St. Mary's Forane Church, Bharananganam (established in 1004 A.D.) is a Syro-Malabar Catholic church located in Kottayam district of Kerala, India. Located in a small town named Anakkallu in Bharananganam, the church is also known as Bharananganam Church or Anakkallu church. It is one of the oldest church and Christian pilgrim centre in Kottayam district.

The tomb of Saint Alphonsa is in this church. The podium where Pope John Paul II addressed the audience in 1986, was also removed and preserved as a monument in the church.

==Etymology==
When they prepared to build a church in Bharanganam, there was a big dispute among the locals about where to build it. When it was not possible to find a solution to this, a decision was made that a stone can be placed in the elephant's trunk and a church can be built wherever the elephant places the stone. It is believed that the place where the elephant laid the stone was later known as Anakkallu (combination of two Malayalam words "Ana" (meaning elephant) and "kallu" (meaning stone)) and the church built there was known as Anakkallu Palli.

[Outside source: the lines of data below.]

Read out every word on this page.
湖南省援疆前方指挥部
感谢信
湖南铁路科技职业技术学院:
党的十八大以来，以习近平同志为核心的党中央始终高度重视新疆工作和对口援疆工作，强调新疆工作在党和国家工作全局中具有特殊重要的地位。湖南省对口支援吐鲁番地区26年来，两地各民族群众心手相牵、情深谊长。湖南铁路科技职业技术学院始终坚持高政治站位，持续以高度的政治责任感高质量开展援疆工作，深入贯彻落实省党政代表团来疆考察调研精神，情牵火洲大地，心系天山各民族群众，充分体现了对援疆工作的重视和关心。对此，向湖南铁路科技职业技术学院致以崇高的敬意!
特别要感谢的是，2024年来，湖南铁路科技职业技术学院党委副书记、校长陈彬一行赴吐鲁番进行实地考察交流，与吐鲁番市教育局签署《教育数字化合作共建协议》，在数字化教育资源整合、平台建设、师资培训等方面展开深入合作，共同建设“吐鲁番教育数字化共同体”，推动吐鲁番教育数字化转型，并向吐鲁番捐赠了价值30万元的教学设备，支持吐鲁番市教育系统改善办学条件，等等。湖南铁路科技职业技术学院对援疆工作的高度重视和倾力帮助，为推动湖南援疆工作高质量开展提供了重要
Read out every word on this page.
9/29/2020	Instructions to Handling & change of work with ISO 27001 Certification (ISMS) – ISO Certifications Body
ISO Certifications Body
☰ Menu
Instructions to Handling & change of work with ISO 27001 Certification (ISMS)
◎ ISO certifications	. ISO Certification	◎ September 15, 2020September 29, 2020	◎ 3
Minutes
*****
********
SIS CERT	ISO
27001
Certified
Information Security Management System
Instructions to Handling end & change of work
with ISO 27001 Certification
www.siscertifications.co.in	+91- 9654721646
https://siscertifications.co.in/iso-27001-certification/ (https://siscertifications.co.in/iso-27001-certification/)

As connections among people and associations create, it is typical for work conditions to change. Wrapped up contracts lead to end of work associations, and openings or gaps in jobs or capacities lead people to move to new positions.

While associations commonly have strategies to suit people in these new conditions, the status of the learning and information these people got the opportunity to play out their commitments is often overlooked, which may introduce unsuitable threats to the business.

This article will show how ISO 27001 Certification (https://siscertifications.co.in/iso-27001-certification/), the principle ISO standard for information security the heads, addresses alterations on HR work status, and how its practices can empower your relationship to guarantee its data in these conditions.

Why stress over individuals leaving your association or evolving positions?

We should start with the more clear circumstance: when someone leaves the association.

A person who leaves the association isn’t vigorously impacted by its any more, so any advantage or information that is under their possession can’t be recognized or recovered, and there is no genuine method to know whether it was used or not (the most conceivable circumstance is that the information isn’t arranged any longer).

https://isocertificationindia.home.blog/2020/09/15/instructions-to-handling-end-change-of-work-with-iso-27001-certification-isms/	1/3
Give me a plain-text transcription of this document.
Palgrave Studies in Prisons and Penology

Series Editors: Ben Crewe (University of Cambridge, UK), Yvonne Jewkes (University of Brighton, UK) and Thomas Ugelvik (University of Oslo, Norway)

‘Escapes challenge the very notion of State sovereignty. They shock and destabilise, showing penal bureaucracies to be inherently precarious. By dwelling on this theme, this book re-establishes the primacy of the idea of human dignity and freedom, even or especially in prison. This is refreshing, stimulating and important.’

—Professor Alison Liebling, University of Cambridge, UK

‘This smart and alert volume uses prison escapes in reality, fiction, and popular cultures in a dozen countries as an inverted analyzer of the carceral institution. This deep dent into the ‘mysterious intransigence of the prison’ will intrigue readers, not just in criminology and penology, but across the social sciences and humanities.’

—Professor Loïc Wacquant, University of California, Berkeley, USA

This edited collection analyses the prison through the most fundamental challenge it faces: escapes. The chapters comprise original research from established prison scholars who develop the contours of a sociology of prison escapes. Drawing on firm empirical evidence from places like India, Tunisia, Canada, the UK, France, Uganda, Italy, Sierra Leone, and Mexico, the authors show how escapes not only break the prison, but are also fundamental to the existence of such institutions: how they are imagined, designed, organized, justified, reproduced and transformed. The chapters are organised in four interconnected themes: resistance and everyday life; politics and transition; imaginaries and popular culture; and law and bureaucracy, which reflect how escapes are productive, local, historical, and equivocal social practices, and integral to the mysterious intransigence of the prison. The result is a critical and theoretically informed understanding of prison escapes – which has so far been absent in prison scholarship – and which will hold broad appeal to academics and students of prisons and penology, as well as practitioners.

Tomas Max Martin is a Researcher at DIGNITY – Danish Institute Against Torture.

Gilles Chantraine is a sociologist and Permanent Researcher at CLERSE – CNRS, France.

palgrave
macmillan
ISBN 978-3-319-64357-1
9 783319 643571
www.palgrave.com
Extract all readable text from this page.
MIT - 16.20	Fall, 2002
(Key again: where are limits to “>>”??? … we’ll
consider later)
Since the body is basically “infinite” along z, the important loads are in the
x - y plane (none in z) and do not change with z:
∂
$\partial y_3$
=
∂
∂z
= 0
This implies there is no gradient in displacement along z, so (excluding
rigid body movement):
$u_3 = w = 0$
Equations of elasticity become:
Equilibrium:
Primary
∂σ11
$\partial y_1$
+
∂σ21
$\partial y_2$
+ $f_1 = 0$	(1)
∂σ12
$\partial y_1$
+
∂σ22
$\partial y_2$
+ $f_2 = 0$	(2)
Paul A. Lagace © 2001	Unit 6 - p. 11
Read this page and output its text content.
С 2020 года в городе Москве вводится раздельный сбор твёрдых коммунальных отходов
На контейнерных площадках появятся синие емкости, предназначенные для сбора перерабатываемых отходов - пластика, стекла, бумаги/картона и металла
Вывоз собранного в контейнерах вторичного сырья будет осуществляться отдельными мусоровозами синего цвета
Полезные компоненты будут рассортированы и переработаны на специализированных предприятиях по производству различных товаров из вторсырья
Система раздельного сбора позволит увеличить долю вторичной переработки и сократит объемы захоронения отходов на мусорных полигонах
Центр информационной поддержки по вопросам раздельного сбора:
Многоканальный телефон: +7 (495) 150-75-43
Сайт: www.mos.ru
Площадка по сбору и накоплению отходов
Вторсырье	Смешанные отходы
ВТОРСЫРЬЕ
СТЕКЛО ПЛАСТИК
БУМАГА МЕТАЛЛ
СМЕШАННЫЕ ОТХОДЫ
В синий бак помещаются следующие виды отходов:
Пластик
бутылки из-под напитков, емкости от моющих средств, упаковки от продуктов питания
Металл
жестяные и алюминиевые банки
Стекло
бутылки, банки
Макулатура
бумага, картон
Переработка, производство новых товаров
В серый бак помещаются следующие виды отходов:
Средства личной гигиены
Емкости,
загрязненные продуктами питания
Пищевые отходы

==Parishes under this Forane==
Amparanirappel St. John's Church (established 21 August 1917), Choondachery St. Joseph's Church (established 24 July 1994), Edappady St. Joseph's Church (established 1886), Idamattom St. Michael's Church (established 15 July 1865), Kizhaparayar St. Gregorios Church (established 17 November 1926), Mallikassery St. Thomas Church (established 1954), Paika St. Joseph's Church (established 1901), Plassanal St. Mary's Church (established 16 July 1848), Poovathodu St. Thomas Church (established 1887) and Vilakkumadom St. Fransis Xavier Church (established 1849) are the parishes under this Forane.

==St. Alphonsa Church, Bharanganam==
A cemetery chapel of St. Mary's Church was started in 1945. The tomb of Saint Alphonsa was in that cemetery chapel. On 12 October 2008, after Alphonsama was beatified, a church was built there and was named St. Alphonsa Church. Thousands of devotees come and participate in this feast associated with the anniversary of Saint Alphonsa's death, on July 28 every year in the church.

Almost 40 years after Alphonsa's death, on February 8, 1986, Pope John Paul II beatified Alphonsa and Kuriakose Elias Chavara on the same day at Nehru stadium in Kottayam. The podium where Pope John Paul addressed the audience and conducted the Mass in February 1986, was also removed and preserved as a monument in the church, in front of the tomb of Saint Alphonsa. The Alphonsa Museum, which houses hundreds of exhibits related to the life of Saint Alphonsa, is also located in the chapel compound.

==Honors==
The Indian Postal Department issues a special pictorial cancellation stamp to post offices connected to popular tourist destinations and pilgrimages in India. Bharananganam Church is one of the third Christian churches in Kerala to receive this honor (Malayattoor Church and Pavaratty Church are the other two churches).